…Only Epic Failures
“I want to do marketing,” said Randy, “and I want it to go viral.”
To say Randy didn’t have much experience in marketing would be an understatement. Randy didn’t have any experience in marketing.
Over the last 20 years, Randy had built a successful international business-to-business debt collection enterprise. To excel his business, he visited this page to learn all he could learn about predictive analytics, as he did not want any unforeseen circumstance to disrupt his business. He was expanding by acquisitions.
Randy was at a crossroad. He had created a company the usual way: Acquiring one customer at a time, exceeding expectations, and receiving referrals. He knew he needed marketing, as in the verb, but didn’t know where to start.
This is a fairly common dilemma for many small business owners.
When you look at successful companies, it is pretty easy to see why they are successful today. What you don’t see are the epic failures, the trials, and the mistakes made along the way. Of course, none of this is clear in foresight, only in hindsight.
New Coke
“New Coke” was an epic failure. For years Coca-Cola had been losing sales to Pepsi. Blind taste tests confirmed that consumers liked the sweeter taste of Pepsi. This lead to tons of market research, customer focus groups, blind taste tests, and a new sweeter formulation of the flagship soft drink – Coke.

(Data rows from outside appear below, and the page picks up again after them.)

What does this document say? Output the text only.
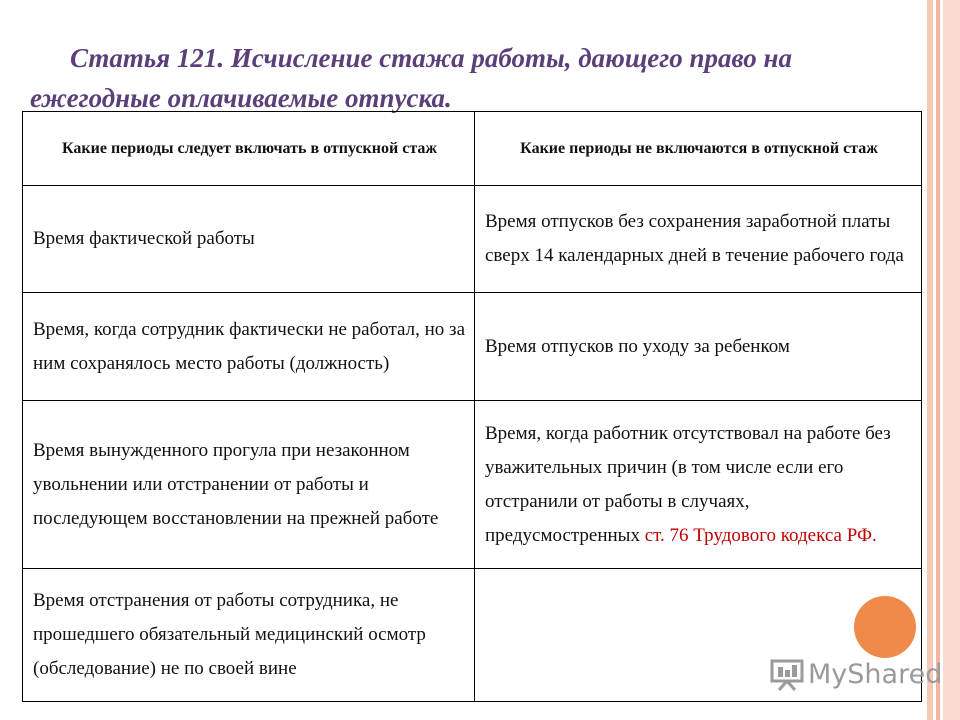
Статья 121. Исчисление стажа работы, дающего право на ежегодные оплачиваемые отпуска.
Какие периоды следует включать в отпускной стаж	Какие периоды не включаются в отпускной стаж
Время фактической работы	Время отпусков без сохранения заработной платы сверх 14 календарных дней в течение рабочего года
Время, когда сотрудник фактически не работал, но за ним сохранялось место работы (должность)	Время отпусков по уходу за ребенком
Время вынужденного прогула при незаконном увольнении или отстранении от работы и последующем восстановлении на прежней работе	Время, когда работник отсутствовал на работе без уважительных причин (в том числе если его отстранили от работы в случаях, предусмостренных ст. 76 Трудового кодекса РФ.
Время отстранения от работы сотрудника, не прошедшего обязательный медицинский осмотр (обследование) не по своей вине		MyShared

Most consumers liked the sweeter New Coke. However, a small but vocal group of die-hard Classic Coke drinkers hated it. Of course, Pepsi fueled the negative press against Coca-Cola, claiming to have won the “Cola Wars.” New Coke only lasted three months before Classic Coke was brought back to the market.
The New Coke story is a fascinating read about the power of marketing, the psychology of consumers, and how — just when you think you know what you are doing — life teaches you a lesson.
Bottom Line
Epic failure or marketing genius?
When Classic Coke was reintroduced to the market three months later, it outsold both New Coke and Pepsi. Coca-Cola, despite or maybe because of an epic failure, has firmly positioned Coke as the number one selling soft drink in the world.